A mão de Carlos ia de encontro a Natalie, deixando-a ainda mais apreensiva. Seu braço passou na altura de seus seios, e então ficou sem reação.
- Ficarei mais feliz ainda se você ler este outro livro dele. (Ufa! – Natalie suspirou).
- É... Obrigada! Então, senhor! Como posso ajudá-lo hoje?
- Carlos, por favor. Caso contrário, já não conto com você para os próximos dias. – Sorria em tom irônico.
- Pode deixar, senh... Carlos!
Passadas as instruções, Natalie cuidou de fazê-las em sua totalidade e com precisão. Assim, terminara seu dia de estágio, mesmo com pouco movimento. Despediu-se do seu comandante e fez o caminho de volta refletindo pela sua manhã.

Manhãs, tardes e noites se passaram. Natalie percebeu que estava totalmente atraída por aquele rapaz, com aparência jovem, porém desconfiava de uma idade mais avançada. Desdenhou de si. Qual interesse ele poderia ter por uma menina jovem, estagiária e diferente do padrão? Sentiu-se adolescente de novo e quase disposta a fazer os testes da revista Capricho. Será que ele gosta de mim? Será que ele beija bem? Será...? Passou a rir de si mesma no caminho. Depois de várias buzinadas, foi chamada atenção e percebeu que estava pintando uma carona. Carlos novamente.
- Ei! Voltando pra casa já? Não tá afim de um almoço?
- Não me leve a mal, mas ainda não recebi o dinheiro do estágio. – Os dois riram.
- Entra logo e vamos num lugar especial.
Seguiram conversando pelo caminho, até ela perceber um gosto em comum?
- Franz Ferdinand!
- What? O que tem?
- Simplesmente adoro essa música!
- Tá brincando? Essa é a minha preferida!
Nada parecia importar, nem a fome, nem o horário. Até se dar conta de onde estava.
- Litoral Verde? Onde estamos indo?
- Guarajuba.
- Por que faz isso, cara?
- Isso o que?
- Por que está sendo tão bom comigo?
- Dificilmente faria isso se você não fosse uma boa pessoa.

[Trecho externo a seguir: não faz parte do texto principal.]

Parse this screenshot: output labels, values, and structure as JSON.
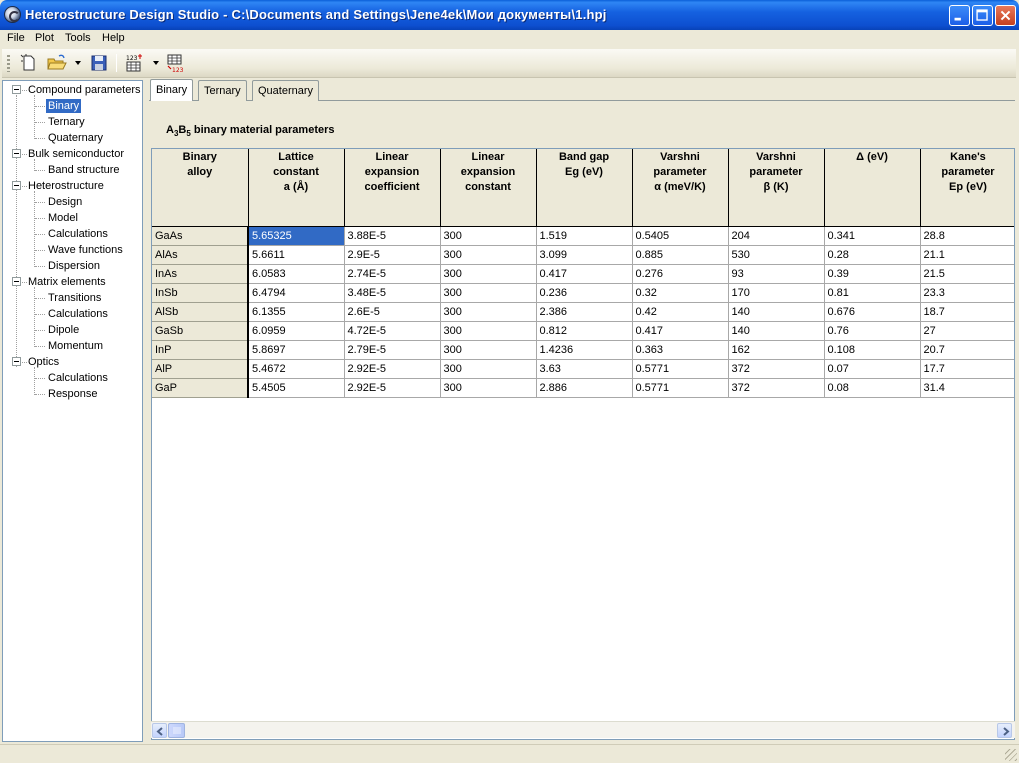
{
  "window": {
    "title": "Heterostructure Design Studio - C:\\Documents and Settings\\Jene4ek\\Мои документы\\1.hpj"
  },
  "menu": [
    "File",
    "Plot",
    "Tools",
    "Help"
  ],
  "toolbar": {
    "icons": [
      "new-file-icon",
      "open-folder-icon",
      "save-icon",
      "table-numbers-icon",
      "table-export-icon"
    ]
  },
  "tree": {
    "groups": [
      {
        "label": "Compound parameters",
        "children": [
          "Binary",
          "Ternary",
          "Quaternary"
        ]
      },
      {
        "label": "Bulk semiconductor",
        "children": [
          "Band structure"
        ]
      },
      {
        "label": "Heterostructure",
        "children": [
          "Design",
          "Model",
          "Calculations",
          "Wave functions",
          "Dispersion"
        ]
      },
      {
        "label": "Matrix elements",
        "children": [
          "Transitions",
          "Calculations",
          "Dipole",
          "Momentum"
        ]
      },
      {
        "label": "Optics",
        "children": [
          "Calculations",
          "Response"
        ]
      }
    ],
    "selected": "Binary"
  },
  "tabs": [
    "Binary",
    "Ternary",
    "Quaternary"
  ],
  "active_tab": "Binary",
  "section": {
    "title_a": "A",
    "title_a_sub": "3",
    "title_b": "B",
    "title_b_sub": "5",
    "title_rest": " binary material parameters"
  },
  "table": {
    "headers": [
      [
        "Binary",
        "alloy"
      ],
      [
        "Lattice",
        "constant",
        "a (Å)"
      ],
      [
        "Linear",
        "expansion",
        "coefficient"
      ],
      [
        "Linear",
        "expansion",
        "constant"
      ],
      [
        "Band gap",
        "Eg (eV)"
      ],
      [
        "Varshni",
        "parameter",
        "α (meV/K)"
      ],
      [
        "Varshni",
        "parameter",
        "β (K)"
      ],
      [
        "Δ (eV)"
      ],
      [
        "Kane's",
        "parameter",
        "Ep (eV)"
      ]
    ],
    "rows": [
      [
        "GaAs",
        "5.65325",
        "3.88E-5",
        "300",
        "1.519",
        "0.5405",
        "204",
        "0.341",
        "28.8"
      ],
      [
        "AlAs",
        "5.6611",
        "2.9E-5",
        "300",
        "3.099",
        "0.885",
        "530",
        "0.28",
        "21.1"
      ],
      [
        "InAs",
        "6.0583",
        "2.74E-5",
        "300",
        "0.417",
        "0.276",
        "93",
        "0.39",
        "21.5"
      ],
      [
        "InSb",
        "6.4794",
        "3.48E-5",
        "300",
        "0.236",
        "0.32",
        "170",
        "0.81",
        "23.3"
      ],
      [
        "AlSb",
        "6.1355",
        "2.6E-5",
        "300",
        "2.386",
        "0.42",
        "140",
        "0.676",
        "18.7"
      ],
      [
        "GaSb",
        "6.0959",
        "4.72E-5",
        "300",
        "0.812",
        "0.417",
        "140",
        "0.76",
        "27"
      ],
      [
        "InP",
        "5.8697",
        "2.79E-5",
        "300",
        "1.4236",
        "0.363",
        "162",
        "0.108",
        "20.7"
      ],
      [
        "AlP",
        "5.4672",
        "2.92E-5",
        "300",
        "3.63",
        "0.5771",
        "372",
        "0.07",
        "17.7"
      ],
      [
        "GaP",
        "5.4505",
        "2.92E-5",
        "300",
        "2.886",
        "0.5771",
        "372",
        "0.08",
        "31.4"
      ]
    ],
    "selected_cell": [
      0,
      1
    ]
  },
  "colors": {
    "titlebar": "#0d4fd0",
    "selection": "#316ac5",
    "face": "#ece9d8"
  }
}
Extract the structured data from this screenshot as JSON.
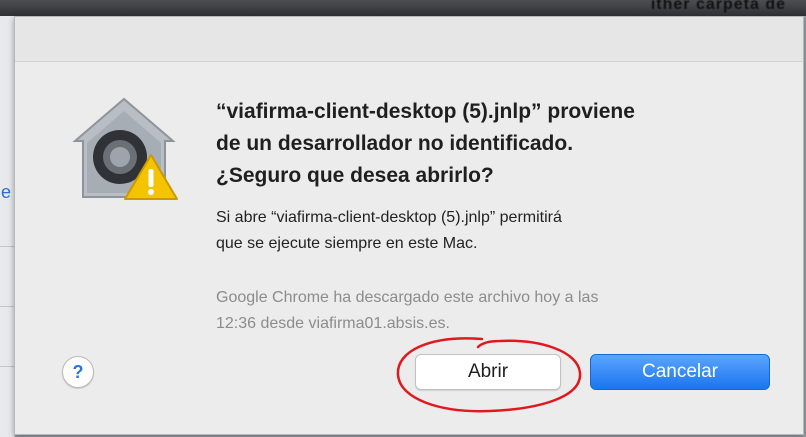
{
  "background": {
    "top_text": "ither carpeta de"
  },
  "dialog": {
    "title_lines": [
      "“viafirma-client-desktop (5).jnlp” proviene",
      "de un desarrollador no identificado.",
      "¿Seguro que desea abrirlo?"
    ],
    "body_lines": [
      "Si abre “viafirma-client-desktop (5).jnlp” permitirá",
      "que se ejecute siempre en este Mac."
    ],
    "info_lines": [
      "Google Chrome ha descargado este archivo hoy a las",
      "12:36 desde viafirma01.absis.es."
    ],
    "help_label": "?",
    "open_label": "Abrir",
    "cancel_label": "Cancelar",
    "icon": "gatekeeper-warning-icon"
  },
  "colors": {
    "primary_button": "#1a75f0",
    "annotation": "#e0191e",
    "warning": "#f5c400"
  }
}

- Desculpa, eu sei que sou linda e atraente... Mas seus filhos, sua esposa, não se incomodam?
- Não. Até porque não tenho ninguém nesse mundo. Neste momento, só tenho você.
As últimas palavras foram fatais para seu controle e ela não podia perder a chance (Falamos de chances mais cedo, não?).
- Para o carro!
- Por... Por quê?
Ela esperou o veículo zerar até tomar sua atitude definitiva.
- Me beija.
- C-com...
Mais palavras não bastaram e Natalie fez o melhor que sabe: beijar. Desta vez, era hora do Carlos encontrar no olhar dela, algo não semeado ainda. Uma paixão ardente, numa boa fase: iniciante.

Uma entrevista, um estágio, uma universidade bem capenga, um chefe improvável, uma vontade inevitável, uma chance. Ah, as chances. Sabe como elas são. Uma vez pega, não pode mais ser largada. E essa chance, Natalie fez questão de aproveitar. Mesmo por pouco tempo.